Malheureusement, mardi à New-York au siège des Nations unies, le message de Kinshasa n’a pas trouvé preneur. Même la Chine, membre permanent du Conseil de sécurité et généralement proche de Kinshasa, s’est alliée à la résolution préparée par la France.

Le nouveau mandat de la Monusco traduit l’engagement des Nations unies d’influer réellement sur la marche de la RDC vers l’alternance démocratique par la voie des urnes. C’est aussi un message directement envoyé aussi bien à la majorité au pouvoir qu’à tous les acteurs nationaux impliqués dans le processus en cours. Une chose est claire : pour les Nations unies, les élections de décembre 2018 sont irréversibles. Et plus rien, se dit-on à New-York, ne pourrait justifier leur report. La nouvelle résolution du Conseil de sécurité prépare déjà la Monusco à toute éventualité.

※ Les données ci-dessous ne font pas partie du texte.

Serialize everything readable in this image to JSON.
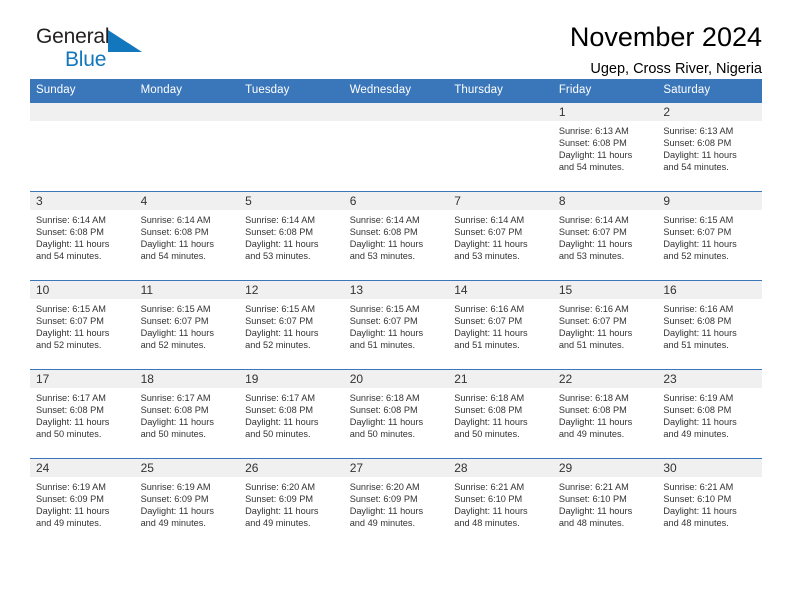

Evidemment, dans ce qui paraît comme un fiasco diplomatique pour Kinshasa, c’est la majorité au pouvoir qui doit faire un travail d’introspection pour recadrer éventuellement sa stratégie électorale. La résolution prise mardi par le Conseil de sécurité est, d’un côté, un avertissement directement adressé au pouvoir, mais elle traduit aussi la ferme détermination de la communauté internationale à ne pas laisser Kinshasa mener le processus électoral à sa guise, en choisissant éventuellement ceux avec qui il veut compétir en décembre 2018.

Un message clair

En revenant sur la mise en œuvre intégrale de l’accord du 31 décembre 2016, le Conseil de sécurité repose autrement l’urgence de lever tous les verrous artificiellement créés par la majorité au pouvoir pour exclure une catégorie d’acteurs politiques à la course électorale à la fin de l’année. Et le plus en vue s’avère être Moïse Katumbi, président de la plateforme électorale « Ensemble pour le changement ».

Les Nations unies ont fait leur choix. A Kinshasa de bien capter le message lui transmis, via la résolution prorogeant le mandat de la Monusco. Le plus évident est qu’à partir de ce 1er avril, la Monusco ne se laissera plus faire. Elle est désormais guidée par un mandat qui lui donne un large pouvoir d’agir – jusqu’à faire recours aux troupes onusiennes hors de la RDC, en cas d’urgence.